Okay. Great. Well, that competitively are you seeing anything unique or different out there?
No. I think all of our competitors are in the same place. I think everyone’s trying to deal with the price cost dynamic. So we’re all out there increasing prices as we see the need to, with supply chain constraints I think everyone’s dealing obviously with demand issues with getting better forecasting out there and making sure that we can deliver to our customers on time. So I think our competitors are in the same place we are and we’re all trying to deliver as quickly as we can. The backlog that we have. And again, our backlog back to your first question. I mean, that backlog is basically deliverable in 12 months or sooner, if we can do that. But I think everyone’s in the same place to be honest with you.
Steve and my last question is just on as far as like the supply constraints where we’re getting mixed messages from different people in different industries, obviously, but some are saying it’s starting to ease. Some are saying it would last a while you seem to be in the camp that it might last a while, did I hear that correctly, you kind of describe to us what it looks like today versus six or nine months ago. Versus
Whatever kind of color you can give us on that.
Sure, Matt. I would say from six to nine months ago, the constraints have gotten better in some areas and they’ve gotten worse in some other areas. Chassis supply we talked about a lot, and if you listen to some of the manufacturers that are out there, they continue to ramp up. I would say it’s getting better, but it’s still a constraint. We can obviously deliver our cranes a lot quicker, so there’s a bit of a lag there. When you look at steel, I think that that has leveled out a bit, there’s less constraints on steel at this point. I think it’s also because we forecasted a bit better with our suppliers.

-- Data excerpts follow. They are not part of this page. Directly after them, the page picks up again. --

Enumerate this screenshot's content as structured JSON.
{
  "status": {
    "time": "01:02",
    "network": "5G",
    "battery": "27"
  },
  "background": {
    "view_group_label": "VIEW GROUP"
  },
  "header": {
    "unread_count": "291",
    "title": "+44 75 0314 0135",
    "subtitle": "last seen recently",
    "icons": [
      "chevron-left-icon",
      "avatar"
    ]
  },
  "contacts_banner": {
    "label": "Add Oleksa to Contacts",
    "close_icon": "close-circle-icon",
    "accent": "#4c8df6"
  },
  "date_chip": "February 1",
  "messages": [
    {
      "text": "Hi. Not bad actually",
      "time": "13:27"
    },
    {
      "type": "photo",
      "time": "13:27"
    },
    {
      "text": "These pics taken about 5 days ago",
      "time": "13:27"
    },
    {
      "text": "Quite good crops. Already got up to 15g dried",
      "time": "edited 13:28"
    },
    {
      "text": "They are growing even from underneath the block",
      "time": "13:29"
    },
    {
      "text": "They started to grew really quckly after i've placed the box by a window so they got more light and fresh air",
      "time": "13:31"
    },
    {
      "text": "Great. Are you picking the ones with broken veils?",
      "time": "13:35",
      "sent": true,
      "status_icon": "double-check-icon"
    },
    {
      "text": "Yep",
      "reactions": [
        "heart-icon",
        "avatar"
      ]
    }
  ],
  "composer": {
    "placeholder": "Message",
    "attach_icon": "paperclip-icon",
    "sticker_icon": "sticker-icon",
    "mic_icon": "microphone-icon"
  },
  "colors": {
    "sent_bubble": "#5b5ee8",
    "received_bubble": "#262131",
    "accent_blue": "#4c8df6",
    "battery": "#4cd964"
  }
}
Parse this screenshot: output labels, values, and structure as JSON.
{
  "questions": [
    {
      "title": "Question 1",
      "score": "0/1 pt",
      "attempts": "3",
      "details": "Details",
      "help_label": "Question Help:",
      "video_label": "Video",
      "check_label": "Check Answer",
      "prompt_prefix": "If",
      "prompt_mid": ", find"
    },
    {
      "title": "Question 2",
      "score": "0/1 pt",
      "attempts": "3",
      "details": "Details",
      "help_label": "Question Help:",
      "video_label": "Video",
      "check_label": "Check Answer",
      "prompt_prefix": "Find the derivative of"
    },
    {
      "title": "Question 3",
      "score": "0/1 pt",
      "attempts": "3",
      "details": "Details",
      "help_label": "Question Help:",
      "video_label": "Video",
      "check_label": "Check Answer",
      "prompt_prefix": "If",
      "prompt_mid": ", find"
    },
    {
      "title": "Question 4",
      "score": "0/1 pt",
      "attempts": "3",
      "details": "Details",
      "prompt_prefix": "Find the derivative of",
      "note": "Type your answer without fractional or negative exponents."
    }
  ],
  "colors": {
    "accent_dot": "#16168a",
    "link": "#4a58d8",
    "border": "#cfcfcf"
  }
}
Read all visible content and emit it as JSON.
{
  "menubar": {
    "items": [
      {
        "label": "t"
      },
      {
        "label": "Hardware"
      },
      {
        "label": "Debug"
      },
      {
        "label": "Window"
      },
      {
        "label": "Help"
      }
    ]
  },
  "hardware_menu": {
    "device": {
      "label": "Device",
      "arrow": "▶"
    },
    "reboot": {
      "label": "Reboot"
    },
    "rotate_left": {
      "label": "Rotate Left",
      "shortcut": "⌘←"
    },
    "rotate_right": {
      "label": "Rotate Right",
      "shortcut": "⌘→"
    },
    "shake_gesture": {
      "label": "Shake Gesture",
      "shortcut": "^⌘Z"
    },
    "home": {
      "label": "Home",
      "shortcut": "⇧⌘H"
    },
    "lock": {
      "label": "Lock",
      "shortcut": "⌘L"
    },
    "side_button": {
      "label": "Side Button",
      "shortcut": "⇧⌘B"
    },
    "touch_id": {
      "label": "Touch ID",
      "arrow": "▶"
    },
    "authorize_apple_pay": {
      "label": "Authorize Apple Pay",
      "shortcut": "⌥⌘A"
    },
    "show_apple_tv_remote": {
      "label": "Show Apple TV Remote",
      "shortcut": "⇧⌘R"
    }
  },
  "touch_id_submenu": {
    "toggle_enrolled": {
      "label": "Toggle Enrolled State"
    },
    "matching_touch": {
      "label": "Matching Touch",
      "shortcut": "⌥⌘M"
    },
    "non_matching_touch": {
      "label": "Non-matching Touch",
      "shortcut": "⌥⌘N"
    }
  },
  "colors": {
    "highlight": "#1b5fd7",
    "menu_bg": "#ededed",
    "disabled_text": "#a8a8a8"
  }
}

But there’s things that pop up every day.
We were on a call with Joe this week, on a production call, and hydraulics have been pumping up sporadically as constraint. So it’s a bit of a moving target, Matt, but I think we’re dealing with it a lot better than we were nine months ago. Again, it feels like we’re getting a bit better at it, but I think we just want to be conservative because like I said, things tend to pop up sporadically that we need to deal with. So we’ll continue to work through it and hopefully things continue to level out throughout the year, at least that’s our forecast is to continue to ramp up sequentially our production over the next few quarters to continue to deliver on the Backlog.
Yeah. All right. Nice job on the Backlog and look forward to next call. Thank you, Steve.
Thank you, Matt.
[Operator Instructions]. Thank you. There appear to be no further questions in the queue. I’d like to turn the call back over to Steve Filipov for any closing comments.
Great. Thanks, Paul, for your help. Thank you, everyone, for taking the time to listening to out call again. I think you hear we feel pretty good about where Manitex is today. We’ve got a record backlog to deliver on. The pricing cost dynamic, we feel is getting back into seek and we feel like we’re going to have a very good year in 2022. So thank you all very much. Appreciate your time, and feel free to follow up with myself or Joe if you have any additional questions. Thank you, everyone.
This concludes today’s conference. You may disconnect your lines at this time. Thank you for your participation.